Lerman brought up Saddam again and again: Saddam as Hitler, nationalizing industry and resources; Saddam as puppet of Soviet Union, accepting aid and weapons; Saddam as anti-American role model for the Middle East, spreading his ideology and cash around the region; Saddam as anti-Israel leader, sending scud missiles and cash to suicide bombers. Saddam destroyed the CIA’s infrastructure in Northern Iraq in 1986; Saddam "needed resources to stand up to America" in the late ’80s, and borrowed money from the Kuwaitis, then rather pay it back he "took his tank to the bank"--to "the applause of the non-Gulf states," Lerman added. Saddam also had his son shot in the crotch.

The point of all this is not to find the same phrase in my notebook and in the article, although that was the original goal. Rather, I find myself thinking more insidious thoughts. Maybe it's because I recently finished Jimmy Breslin’s The Short Sweet Dream of Eduardo Gutierrez, an account of a Mexican immigrant's death at a Brooklyn construction site run by greedy, money-grubbing Jews (the adjectives are in the subtext).
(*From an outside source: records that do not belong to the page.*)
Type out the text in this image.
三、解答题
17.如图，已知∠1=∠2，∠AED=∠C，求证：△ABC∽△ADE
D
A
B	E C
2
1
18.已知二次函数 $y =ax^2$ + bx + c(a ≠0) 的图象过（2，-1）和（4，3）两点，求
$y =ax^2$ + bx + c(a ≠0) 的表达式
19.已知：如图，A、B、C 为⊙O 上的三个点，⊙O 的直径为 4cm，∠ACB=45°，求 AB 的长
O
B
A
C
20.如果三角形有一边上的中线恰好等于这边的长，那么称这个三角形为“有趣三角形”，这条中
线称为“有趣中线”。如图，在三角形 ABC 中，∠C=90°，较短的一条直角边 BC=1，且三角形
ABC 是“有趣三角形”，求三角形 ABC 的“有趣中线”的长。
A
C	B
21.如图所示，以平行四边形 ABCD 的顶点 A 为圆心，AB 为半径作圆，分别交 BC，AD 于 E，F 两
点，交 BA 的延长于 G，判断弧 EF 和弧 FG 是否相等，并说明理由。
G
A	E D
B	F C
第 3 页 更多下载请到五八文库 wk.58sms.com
This member of our group was actually the only one who is Jewish; he came from Brooklyn, and had lived in Jewish communities all his life. Going to Israel set off a self-identity experience for him.

The New Republic, one of the oldest leftist journals in the United States, has always, I think, been associated with Jews. Their vehement support for Israel has been consistent for the last twenty-something years ("Probably the only thing they have been consistent about," Professor Doenecke grumbled to me once when the subject came up.)

Moreover, The New Republic took to the task of opposition to President Bush. However, on the issue of war with Iraq, they cannot have their cake and eat it too. TNR can’t keep saying "President Bush is right to want to take out Saddam--but for the wrong reasons."

On the remote chance the left is going to manage to stop this war, we’re going to need all the ideological components to be in place. If a sizable portion of the left breaks off--for their own reasons--then the bottom ten percent of high graduates are again off to the Persian Gulf.

I predict the New Republic will eat their cake.


Read the article: First Strike: Four bad reasons to attack Iraq--and one good one

Could I be Jealous that someone I know, in an internship that I considered but didn’t apply to, is now getting published in the New Republic? Maybe. It’s actually not in the magazine itself, but in the "Daily Express," their Internet-only daily column. Ha. Except this person also has already had his article about this experiences in Israel published in the New York Observer, where he has contributed sporadically for the past few years. The New York Observer is a Jew-dominated publication, and in a hysterical and unreasoned editorial a few months ago, denounced Cornel West as an anti-Semite--not in the subtext. It said "Cornel West is anti-Semitic." If they can toss around accusations like that, so can I.